Using emerging artificial intelligence or AI technology, Google is developing a search engine that can think for itself in choosing the best websites to show users. This type of machine learning is impressive; however, it presents many challenges to SEO specialists who are trying to keep up with the advancements in effective search engine optimization methods.
The key to success in moving forward as machine learning becomes more significant is for SEO services to understand how search engines actually use machine learning.
Detects User Patterns
Long before there was an emphasis on machine learning, search engines were able to detect user patterns and use this data to choose what pages to serve users. This is the core of what AI is based on and an essential element that SEO specialists must look for in their target audiences.
Predicts New Signals
While monitoring user patterns, AI now has the ability to predict new user signals based on their browsing activities. These signals become ranking signals for individual users as the search engine relates them to that user, learning more about user interests and search habits. Search engine optimization methods must attempt to do the same.
Generates New Signals Based on Predictions
In a true sense of machine learning, the AI search algorithm not only predicts user signals but adds new custom signals to its data based on these predictions and user queries. SEO services find that more personalized searches increase the generation of custom signals for serving more relative content.
Analyzes Images to Interpret Them
Besides learning about user search habits, SEO specialists find that AI can also analyze images based on type, colors, shapes, and other identifying factors. With this information, it can serve images more appropriately in conjunction with other user patterns as well as find duplicate and similar images on the web.
Identifies Synonyms and Word Similarities
Machine learning is increasingly allowing search algorithms to recognize and associate different word forms and synonyms while interpreting context to match the user. Through the use of semantics, search engine optimization is able to do the same, keeping content relevant based on those variations. Similarly, the algorithm can identify seemingly nonsensical terms and apply context to them based on what it has learned about the user.
Clarifies Search Queries
Overall, SEO services find that by determining important user signals and analyzing search habits, machine learning allows the algorithm to understand user intent in situations where intent or context may be questionable. When there is more than one possible answer based on a query, AI can correlate that query and clarify what the user is likely searching for.

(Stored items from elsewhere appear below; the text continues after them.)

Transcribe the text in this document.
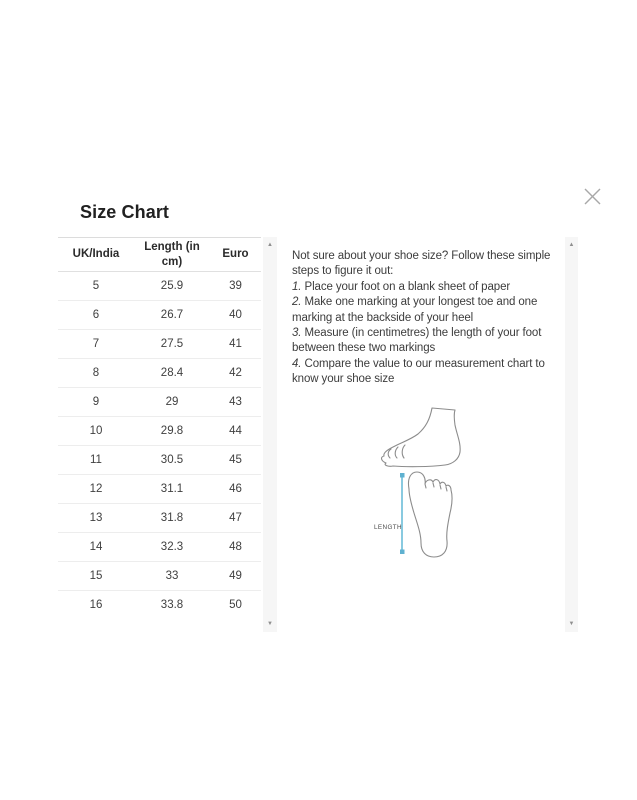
Size Chart
UK/India	Length (in cm)	Euro
5	25.9	39
6	26.7	40
7	27.5	41
8	28.4	42
9	29	43
10	29.8	44
11	30.5	45
12	31.1	46
13	31.8	47
14	32.3	48
15	33	49
16	33.8	50
▲
▼
Not sure about your shoe size? Follow these simple steps to figure it out:
1. Place your foot on a blank sheet of paper
2. Make one marking at your longest toe and one marking at the backside of your heel
3. Measure (in centimetres) the length of your foot between these two markings
4. Compare the value to our measurement chart to know your shoe size
▲
▼
LENGTH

Based on these and other machine learning facts, SEO specialists are discovering that AI allows the algorithm to learn about users based on previous interactions. The more a user interacts with the algorithm, the smarter it gets and the easier it can find precisely what the user is seeking.
The important thing to understand from this is how machine learning is now affecting search engine optimization techniques. With machine learning a part of the ranking factor, SEO services must work harder than ever to optimize for relevance and predict user intent!